Great Basin rattlesnakes’ dry, arid habitats are full of rocks and other large boulders where they can hide.
14. Faded Rattlesnake
The name “midget faded rattlesnake” (Crotalus concolor) may have given you an idea of this snake’s size. The majority of these snakes have a length of under two feet.
However, their potency more than compensates for their lack of size.
A bite from a faded midget rattlesnake is very serious and requires immediate medical intervention.
As the venom works its way through the body, it will destroy red blood cells, which can cause your tissue to die. Faded midget rattlesnakes are usually pale tan or brown with light markings.
Always watch and listen for rattlesnakes when hiking or camping in Wyoming, especially in the Red Desert area and national parks.
Walk extremely carefully and deliberately, and be sure of where you are putting your feet each time you take a step.
This species has a couple of nasty toxins; one attacks the nervous system, and the other attacks muscle tissue.
15. Prairie Rattlesnake
The prairie rattlesnake range covers most of the Great Plains area of North America, southwestern Canada, and northern Mexico.

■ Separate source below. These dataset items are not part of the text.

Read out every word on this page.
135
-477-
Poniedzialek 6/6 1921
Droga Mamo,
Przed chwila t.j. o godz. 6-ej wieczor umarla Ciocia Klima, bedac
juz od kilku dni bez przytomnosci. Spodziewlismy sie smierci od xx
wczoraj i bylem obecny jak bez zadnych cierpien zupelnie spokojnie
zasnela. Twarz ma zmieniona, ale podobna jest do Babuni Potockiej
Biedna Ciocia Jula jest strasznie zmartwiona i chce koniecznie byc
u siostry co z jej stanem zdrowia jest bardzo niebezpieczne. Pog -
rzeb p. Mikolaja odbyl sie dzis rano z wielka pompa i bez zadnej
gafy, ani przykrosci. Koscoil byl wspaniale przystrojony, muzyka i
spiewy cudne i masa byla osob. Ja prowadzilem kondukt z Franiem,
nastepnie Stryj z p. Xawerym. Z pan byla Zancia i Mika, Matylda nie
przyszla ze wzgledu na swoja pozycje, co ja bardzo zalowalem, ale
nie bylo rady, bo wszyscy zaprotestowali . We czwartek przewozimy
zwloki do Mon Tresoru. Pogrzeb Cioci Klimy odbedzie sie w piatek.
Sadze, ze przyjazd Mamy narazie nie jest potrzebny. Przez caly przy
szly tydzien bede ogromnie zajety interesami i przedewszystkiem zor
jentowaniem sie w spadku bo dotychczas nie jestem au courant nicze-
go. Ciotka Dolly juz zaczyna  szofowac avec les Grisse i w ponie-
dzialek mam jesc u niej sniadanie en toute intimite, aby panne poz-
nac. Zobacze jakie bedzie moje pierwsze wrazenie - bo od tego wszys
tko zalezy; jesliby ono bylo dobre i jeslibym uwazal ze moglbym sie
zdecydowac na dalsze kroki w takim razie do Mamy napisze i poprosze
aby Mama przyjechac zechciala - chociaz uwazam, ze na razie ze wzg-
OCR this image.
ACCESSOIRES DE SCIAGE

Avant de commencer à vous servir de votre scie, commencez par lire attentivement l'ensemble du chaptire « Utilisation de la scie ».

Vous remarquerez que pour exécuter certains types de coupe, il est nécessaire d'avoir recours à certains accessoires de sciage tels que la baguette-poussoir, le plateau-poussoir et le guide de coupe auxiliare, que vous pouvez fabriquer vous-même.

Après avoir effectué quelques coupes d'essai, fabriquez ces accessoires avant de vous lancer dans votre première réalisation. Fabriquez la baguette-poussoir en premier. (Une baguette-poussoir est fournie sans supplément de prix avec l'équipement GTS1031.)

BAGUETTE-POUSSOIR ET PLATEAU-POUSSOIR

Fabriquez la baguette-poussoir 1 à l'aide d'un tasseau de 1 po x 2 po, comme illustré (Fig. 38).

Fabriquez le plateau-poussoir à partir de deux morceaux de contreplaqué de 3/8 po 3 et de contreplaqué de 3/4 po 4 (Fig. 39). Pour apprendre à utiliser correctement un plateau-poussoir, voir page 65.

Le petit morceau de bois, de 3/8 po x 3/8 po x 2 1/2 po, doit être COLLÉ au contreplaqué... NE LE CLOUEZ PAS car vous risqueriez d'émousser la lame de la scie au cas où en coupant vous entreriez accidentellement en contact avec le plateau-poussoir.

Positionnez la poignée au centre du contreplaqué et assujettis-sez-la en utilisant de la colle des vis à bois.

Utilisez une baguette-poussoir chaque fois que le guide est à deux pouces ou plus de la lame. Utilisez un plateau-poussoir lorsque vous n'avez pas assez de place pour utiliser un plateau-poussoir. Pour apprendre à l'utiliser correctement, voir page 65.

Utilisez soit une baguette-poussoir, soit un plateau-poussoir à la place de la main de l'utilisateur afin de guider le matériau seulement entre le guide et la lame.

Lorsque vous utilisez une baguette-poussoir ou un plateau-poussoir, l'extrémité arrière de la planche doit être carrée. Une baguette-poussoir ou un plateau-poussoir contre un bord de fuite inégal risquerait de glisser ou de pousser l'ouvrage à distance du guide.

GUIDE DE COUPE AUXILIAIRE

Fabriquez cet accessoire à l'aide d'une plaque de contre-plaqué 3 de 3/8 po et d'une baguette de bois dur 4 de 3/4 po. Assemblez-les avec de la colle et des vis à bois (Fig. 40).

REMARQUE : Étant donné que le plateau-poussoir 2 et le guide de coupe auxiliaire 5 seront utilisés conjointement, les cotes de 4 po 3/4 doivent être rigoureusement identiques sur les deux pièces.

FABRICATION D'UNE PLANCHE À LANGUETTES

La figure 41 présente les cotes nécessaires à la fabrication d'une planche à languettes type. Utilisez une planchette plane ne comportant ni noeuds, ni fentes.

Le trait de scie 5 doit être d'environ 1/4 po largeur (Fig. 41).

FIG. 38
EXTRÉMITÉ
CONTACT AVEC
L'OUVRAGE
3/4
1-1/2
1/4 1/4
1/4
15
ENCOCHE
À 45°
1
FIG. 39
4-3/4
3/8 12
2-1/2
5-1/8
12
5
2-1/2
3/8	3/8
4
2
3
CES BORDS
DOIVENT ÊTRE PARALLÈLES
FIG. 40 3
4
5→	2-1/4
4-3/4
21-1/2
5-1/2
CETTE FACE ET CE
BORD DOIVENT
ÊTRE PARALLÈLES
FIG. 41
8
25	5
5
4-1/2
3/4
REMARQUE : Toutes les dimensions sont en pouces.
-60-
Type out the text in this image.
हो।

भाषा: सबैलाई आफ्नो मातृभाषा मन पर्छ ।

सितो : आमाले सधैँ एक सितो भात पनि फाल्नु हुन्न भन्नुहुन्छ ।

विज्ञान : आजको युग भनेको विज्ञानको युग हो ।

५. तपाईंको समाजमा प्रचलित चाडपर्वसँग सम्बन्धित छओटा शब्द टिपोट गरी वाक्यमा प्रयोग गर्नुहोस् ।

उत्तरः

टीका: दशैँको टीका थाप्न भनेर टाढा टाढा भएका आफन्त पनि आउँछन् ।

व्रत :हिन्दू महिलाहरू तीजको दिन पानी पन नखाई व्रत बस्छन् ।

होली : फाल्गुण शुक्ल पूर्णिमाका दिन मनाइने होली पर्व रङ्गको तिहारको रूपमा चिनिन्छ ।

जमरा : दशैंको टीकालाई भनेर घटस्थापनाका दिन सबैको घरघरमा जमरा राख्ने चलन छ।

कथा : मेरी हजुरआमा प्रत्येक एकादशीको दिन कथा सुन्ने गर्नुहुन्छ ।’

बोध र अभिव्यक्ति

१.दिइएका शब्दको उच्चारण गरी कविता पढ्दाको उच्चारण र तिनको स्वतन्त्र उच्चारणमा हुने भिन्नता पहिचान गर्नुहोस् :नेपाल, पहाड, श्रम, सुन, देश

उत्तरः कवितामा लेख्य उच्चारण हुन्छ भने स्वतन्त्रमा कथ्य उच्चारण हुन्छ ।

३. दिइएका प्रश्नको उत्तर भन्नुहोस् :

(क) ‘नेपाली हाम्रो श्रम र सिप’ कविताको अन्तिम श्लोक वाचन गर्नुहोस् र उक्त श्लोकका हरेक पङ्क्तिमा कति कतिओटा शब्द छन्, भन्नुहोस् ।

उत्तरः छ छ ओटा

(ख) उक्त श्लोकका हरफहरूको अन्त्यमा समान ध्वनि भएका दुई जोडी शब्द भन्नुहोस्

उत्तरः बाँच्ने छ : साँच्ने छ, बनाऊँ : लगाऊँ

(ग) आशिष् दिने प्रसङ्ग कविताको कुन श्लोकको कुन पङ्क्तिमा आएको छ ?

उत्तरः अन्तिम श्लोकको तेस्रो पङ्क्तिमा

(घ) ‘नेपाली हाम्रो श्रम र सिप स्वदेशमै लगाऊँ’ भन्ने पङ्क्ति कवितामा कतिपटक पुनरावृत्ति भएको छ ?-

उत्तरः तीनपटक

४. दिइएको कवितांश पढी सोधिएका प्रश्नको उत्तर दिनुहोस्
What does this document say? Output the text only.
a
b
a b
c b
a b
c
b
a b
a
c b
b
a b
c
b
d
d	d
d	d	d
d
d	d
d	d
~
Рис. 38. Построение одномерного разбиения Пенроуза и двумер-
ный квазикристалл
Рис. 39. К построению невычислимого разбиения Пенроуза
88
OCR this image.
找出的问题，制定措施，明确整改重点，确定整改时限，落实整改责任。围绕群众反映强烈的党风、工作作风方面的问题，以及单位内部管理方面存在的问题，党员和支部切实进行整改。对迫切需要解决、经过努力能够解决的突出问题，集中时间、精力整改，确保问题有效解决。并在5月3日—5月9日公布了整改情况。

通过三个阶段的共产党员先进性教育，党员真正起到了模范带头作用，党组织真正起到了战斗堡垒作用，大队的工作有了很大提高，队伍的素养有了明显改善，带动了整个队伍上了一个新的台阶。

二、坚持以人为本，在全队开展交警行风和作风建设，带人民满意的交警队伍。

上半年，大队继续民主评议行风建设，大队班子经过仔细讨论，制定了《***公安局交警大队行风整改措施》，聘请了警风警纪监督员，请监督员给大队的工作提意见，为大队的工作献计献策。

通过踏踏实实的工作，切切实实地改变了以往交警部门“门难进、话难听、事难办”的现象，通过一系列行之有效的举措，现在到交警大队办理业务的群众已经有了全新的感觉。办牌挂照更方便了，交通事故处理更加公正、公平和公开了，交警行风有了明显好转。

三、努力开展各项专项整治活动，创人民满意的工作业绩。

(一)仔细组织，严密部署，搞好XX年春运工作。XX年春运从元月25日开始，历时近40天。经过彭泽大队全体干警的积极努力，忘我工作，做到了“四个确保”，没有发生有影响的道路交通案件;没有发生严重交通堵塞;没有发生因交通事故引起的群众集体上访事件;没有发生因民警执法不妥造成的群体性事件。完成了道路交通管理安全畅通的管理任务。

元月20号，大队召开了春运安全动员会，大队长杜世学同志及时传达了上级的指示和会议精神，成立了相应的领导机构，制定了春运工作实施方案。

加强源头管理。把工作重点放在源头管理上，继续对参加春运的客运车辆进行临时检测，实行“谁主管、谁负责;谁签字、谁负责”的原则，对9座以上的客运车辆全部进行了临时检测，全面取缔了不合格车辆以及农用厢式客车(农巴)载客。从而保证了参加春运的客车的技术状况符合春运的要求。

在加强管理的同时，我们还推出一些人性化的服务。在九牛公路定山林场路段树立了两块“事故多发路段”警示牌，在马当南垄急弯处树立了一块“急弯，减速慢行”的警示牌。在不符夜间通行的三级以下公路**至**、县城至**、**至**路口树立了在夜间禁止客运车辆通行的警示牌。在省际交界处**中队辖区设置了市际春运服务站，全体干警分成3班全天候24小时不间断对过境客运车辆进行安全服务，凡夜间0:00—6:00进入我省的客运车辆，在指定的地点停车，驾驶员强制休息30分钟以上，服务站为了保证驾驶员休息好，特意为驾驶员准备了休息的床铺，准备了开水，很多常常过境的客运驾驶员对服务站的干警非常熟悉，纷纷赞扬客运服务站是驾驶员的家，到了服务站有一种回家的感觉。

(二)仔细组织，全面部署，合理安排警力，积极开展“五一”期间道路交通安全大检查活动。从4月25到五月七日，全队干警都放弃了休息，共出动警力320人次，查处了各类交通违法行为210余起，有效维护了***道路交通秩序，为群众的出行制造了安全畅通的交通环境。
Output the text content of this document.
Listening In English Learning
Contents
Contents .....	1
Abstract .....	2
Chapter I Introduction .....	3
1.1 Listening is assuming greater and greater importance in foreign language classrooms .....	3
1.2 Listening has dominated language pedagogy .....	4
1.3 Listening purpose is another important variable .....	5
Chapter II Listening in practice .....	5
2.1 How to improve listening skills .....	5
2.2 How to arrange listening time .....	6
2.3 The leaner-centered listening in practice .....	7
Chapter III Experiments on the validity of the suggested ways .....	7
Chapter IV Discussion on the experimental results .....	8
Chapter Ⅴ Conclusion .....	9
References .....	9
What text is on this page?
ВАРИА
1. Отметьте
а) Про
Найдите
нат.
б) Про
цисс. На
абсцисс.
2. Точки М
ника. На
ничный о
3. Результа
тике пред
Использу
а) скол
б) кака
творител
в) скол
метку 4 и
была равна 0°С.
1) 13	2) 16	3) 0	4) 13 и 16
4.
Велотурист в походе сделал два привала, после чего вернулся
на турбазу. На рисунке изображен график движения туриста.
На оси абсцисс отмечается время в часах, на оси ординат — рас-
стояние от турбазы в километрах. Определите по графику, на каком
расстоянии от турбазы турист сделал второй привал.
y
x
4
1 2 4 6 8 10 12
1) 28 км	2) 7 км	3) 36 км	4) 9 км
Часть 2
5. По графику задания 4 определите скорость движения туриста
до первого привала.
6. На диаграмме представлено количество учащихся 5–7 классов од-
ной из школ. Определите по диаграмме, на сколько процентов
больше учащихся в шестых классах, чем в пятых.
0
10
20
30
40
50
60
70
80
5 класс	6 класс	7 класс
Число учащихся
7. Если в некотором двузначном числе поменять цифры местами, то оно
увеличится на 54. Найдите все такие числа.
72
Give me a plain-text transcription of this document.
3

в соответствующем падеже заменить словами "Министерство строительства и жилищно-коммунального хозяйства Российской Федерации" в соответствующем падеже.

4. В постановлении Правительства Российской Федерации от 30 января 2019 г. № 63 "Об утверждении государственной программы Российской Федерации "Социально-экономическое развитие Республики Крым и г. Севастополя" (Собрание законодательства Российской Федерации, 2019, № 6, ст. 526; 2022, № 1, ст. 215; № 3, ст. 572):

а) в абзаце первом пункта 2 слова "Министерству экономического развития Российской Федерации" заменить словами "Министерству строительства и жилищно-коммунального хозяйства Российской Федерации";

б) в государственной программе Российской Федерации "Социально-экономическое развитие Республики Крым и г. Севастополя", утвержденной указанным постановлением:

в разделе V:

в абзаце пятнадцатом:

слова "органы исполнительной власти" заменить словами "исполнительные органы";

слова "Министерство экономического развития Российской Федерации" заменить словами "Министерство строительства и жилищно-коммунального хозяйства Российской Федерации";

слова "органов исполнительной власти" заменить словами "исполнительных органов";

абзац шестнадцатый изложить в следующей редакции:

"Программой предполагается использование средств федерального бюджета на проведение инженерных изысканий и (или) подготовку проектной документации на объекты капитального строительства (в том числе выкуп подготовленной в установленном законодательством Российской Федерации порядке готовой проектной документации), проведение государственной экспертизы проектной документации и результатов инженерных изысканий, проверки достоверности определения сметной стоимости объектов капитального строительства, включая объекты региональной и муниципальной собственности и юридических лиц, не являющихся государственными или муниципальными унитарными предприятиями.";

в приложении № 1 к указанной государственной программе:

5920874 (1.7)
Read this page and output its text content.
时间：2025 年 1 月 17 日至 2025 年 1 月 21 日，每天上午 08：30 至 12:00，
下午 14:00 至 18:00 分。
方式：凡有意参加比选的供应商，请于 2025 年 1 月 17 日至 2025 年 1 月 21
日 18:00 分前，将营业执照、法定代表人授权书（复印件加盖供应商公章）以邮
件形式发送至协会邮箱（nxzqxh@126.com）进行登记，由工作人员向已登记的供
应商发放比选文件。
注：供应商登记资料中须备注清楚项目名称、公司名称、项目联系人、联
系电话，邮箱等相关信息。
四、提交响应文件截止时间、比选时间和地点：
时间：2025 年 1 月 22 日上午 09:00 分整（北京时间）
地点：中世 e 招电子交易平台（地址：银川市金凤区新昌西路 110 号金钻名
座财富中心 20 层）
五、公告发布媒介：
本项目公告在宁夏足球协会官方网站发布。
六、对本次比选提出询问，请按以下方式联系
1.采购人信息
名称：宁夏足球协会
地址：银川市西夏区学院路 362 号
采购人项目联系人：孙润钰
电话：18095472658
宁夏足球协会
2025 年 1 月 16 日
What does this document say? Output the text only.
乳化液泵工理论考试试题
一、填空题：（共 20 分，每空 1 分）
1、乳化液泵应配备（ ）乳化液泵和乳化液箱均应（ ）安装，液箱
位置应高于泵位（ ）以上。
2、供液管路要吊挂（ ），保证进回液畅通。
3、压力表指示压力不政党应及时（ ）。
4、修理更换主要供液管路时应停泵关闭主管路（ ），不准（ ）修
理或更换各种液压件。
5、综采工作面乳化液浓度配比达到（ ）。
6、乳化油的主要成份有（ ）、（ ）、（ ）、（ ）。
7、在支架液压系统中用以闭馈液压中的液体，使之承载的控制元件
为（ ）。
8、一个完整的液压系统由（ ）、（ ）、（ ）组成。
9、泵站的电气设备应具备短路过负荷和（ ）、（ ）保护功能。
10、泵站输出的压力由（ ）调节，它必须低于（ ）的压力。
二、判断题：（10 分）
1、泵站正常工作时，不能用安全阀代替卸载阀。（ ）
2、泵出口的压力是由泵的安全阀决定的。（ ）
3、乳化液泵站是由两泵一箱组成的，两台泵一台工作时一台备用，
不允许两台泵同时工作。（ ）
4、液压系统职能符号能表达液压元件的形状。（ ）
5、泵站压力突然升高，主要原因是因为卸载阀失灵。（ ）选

Prairie rattlesnakes are usually more than 3 feet long but can measure anywhere from 35-45 inches.
It is lightly colored, usually in various shades of brown, with dark brown oval-shaped patches with thin white borders running down the middle of its back.
The scales along its back are also keeled, so there is a rough ridge in the middle of each scale, giving the snake a rougher, bristly appearance.
Prairie rattlesnakes primarily eat small mammals like mice, ground squirrels, small rabbits, prairie dogs, and rats.
The venom of these types of snakes in Wyoming is primarily a hemotoxin, destroying red blood cells. Still, some neurotoxic elements can interfere with cell signaling and cause paralysis.
It may surprise you to learn that all prairie rattlesnakes have toxic venom from the moment of birth, though some scientists contend that the makeup of the venom varies with age.